これまではどうにか保っていた緊張の糸が切れたかのように、隊員と民間人に犠牲者が続出する。
そしてついに……。
「田中! 俺だ! 岬だよ!」
「岬、ゾンビになってしまったら、もう話なんて通じないんだ! 斬れ!」
「できません! こいつは、俺の幼馴染でずっと一緒だったんだ! ぎゃーーー!」
「岬ぃーーー!」
つい一時間ほど前まで一緒に戦っていた仲間たちがゾンビになってしまい、我々に襲いかかってきた。

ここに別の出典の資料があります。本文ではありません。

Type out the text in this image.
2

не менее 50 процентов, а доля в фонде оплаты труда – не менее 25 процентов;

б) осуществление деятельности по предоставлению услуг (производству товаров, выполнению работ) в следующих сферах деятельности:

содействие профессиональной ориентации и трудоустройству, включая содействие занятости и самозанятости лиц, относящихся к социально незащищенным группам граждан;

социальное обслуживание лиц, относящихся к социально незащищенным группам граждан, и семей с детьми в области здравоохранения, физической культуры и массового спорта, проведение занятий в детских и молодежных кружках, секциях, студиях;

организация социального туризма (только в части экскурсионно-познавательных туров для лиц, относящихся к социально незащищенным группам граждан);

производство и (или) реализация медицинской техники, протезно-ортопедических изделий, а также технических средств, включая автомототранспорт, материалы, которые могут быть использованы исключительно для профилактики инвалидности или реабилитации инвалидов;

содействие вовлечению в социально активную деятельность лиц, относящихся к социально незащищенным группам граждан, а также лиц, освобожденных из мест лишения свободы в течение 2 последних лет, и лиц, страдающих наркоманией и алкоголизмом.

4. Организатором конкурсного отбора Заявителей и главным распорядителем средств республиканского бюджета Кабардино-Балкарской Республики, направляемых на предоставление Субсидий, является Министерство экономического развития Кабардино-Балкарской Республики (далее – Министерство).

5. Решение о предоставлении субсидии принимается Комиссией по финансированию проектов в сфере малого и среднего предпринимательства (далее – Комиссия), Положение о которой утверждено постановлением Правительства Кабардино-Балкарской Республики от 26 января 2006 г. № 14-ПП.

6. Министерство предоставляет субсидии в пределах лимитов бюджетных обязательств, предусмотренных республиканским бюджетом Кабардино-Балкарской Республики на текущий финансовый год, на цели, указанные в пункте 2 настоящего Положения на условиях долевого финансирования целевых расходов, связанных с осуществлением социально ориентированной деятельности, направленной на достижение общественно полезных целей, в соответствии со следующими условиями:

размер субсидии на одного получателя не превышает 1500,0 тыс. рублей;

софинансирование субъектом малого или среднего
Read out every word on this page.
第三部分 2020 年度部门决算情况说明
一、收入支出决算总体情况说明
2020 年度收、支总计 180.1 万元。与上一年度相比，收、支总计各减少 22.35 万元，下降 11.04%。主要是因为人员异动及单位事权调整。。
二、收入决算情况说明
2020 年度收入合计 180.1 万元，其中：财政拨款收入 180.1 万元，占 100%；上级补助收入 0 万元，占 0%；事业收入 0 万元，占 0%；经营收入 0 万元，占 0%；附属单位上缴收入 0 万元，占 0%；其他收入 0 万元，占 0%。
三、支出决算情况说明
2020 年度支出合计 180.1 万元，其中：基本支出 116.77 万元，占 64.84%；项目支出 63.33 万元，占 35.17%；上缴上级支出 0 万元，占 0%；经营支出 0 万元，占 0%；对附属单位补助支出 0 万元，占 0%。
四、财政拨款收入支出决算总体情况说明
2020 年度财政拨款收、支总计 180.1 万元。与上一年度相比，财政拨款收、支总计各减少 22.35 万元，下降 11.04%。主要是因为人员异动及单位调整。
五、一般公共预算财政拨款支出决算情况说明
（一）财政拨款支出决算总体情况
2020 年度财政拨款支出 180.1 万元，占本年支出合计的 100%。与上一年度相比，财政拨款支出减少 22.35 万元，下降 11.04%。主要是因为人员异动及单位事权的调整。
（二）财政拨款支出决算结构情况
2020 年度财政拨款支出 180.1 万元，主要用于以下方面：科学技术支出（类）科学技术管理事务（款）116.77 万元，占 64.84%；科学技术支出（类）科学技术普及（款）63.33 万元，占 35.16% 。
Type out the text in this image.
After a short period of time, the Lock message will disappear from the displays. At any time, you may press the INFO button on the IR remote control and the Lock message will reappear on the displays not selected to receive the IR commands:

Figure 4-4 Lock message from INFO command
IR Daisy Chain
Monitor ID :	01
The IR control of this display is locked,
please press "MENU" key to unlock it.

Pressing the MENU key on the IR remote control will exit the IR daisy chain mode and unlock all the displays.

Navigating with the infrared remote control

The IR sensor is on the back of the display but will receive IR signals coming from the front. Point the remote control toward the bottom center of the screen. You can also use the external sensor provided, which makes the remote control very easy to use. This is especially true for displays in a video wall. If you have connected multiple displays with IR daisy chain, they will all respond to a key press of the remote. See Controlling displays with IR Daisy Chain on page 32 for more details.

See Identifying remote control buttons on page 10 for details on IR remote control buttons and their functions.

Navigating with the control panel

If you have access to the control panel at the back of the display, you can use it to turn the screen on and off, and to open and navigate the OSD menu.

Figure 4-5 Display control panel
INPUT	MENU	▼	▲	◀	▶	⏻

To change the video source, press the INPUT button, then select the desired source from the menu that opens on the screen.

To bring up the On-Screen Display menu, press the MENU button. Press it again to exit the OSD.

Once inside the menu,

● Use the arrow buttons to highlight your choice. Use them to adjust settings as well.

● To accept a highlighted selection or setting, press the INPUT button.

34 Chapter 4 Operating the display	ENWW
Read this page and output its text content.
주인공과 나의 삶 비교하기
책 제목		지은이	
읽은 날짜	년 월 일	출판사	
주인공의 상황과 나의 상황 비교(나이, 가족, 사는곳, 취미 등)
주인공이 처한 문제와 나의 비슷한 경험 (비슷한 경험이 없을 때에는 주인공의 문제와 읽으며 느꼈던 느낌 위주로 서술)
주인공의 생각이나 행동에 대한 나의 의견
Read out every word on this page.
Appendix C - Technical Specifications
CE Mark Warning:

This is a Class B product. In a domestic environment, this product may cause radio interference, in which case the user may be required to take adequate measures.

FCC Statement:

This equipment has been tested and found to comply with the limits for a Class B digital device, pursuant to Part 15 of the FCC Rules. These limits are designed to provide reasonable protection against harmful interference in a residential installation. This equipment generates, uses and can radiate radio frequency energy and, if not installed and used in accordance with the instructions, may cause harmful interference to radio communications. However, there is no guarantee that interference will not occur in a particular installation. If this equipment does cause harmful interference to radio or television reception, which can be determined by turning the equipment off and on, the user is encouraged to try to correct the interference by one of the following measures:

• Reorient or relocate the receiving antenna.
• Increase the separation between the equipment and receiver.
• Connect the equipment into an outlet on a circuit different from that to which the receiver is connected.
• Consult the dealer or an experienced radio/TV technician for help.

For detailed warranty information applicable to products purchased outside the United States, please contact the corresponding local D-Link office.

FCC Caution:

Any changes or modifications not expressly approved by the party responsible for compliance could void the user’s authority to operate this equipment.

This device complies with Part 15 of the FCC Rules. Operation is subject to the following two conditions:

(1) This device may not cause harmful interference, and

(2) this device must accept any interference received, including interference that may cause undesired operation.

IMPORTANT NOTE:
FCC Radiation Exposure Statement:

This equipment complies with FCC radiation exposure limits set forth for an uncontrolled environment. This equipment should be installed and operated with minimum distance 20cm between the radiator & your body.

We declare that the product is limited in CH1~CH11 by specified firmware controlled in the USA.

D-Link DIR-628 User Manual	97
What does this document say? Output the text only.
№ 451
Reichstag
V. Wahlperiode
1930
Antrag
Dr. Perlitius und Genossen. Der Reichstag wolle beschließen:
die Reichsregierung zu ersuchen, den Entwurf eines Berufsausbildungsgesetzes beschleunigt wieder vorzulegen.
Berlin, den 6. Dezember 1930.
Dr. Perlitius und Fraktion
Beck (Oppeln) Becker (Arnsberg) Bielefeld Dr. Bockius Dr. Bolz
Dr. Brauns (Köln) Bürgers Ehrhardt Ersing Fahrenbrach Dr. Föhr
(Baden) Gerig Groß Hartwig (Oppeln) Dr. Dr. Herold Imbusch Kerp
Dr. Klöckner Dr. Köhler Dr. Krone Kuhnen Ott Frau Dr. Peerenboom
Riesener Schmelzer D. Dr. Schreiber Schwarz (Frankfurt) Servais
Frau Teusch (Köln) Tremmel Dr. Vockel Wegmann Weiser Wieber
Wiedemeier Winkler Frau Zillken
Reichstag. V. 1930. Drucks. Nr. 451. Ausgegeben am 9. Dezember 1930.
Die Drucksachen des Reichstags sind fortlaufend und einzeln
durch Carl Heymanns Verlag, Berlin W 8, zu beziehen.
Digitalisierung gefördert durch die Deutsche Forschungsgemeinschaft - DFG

かつての同僚や友達、知り合い、家族を斬ることができず、手が止まった者たちが次々とゾンビに引きずり込まれ、食い殺されていく。
「ゾンビたちを通すな!」
正面門を突破されてしまっても、子供たちを逃がそうと用意していた車両は、女性や老人たちに奪われてしまった。
ならば今は、正面門を守るしかないのだ。
「司令、もう西門は守りきれないそうです! 被害多数!」
「東門、南門にもゾンビとスケルトンの姿が確認されました!」
「遺憾ながら、四方のゲートと門を放棄する!」
ここを突破されても、まだ司令部を移した倉庫とその周辺に作っておいた防衛施設に籠もれば時間を稼げる。
「応援が来るまで、守りに徹するんだ!」
「そうですね、必ず市ヶ谷から応援が来るはずです!」
部下が私に合わせてくれて助かった。
とはいえ、多分全員が応援は間に合わないことに気が付いているだろう。
だが今は、一秒でも長く生き永らえたい。
誰もがゾンビに体を食われて、自分もゾンビになんてなりたくないのだ。
「落ち着いて、整然と下がっていくんだ」
ついに、これまでゾンビとスケルトンから守り抜いてきた基地の四方を守るゲートが陥落した。
あとは奇跡を信じて、基地中央にある司令部と最終防衛拠点を一秒でも長く守るだけだ。
これまで神様に祈ったことはないが、今回ばかりは神様に祈るしかない。
どうか神様、我々をお救いください。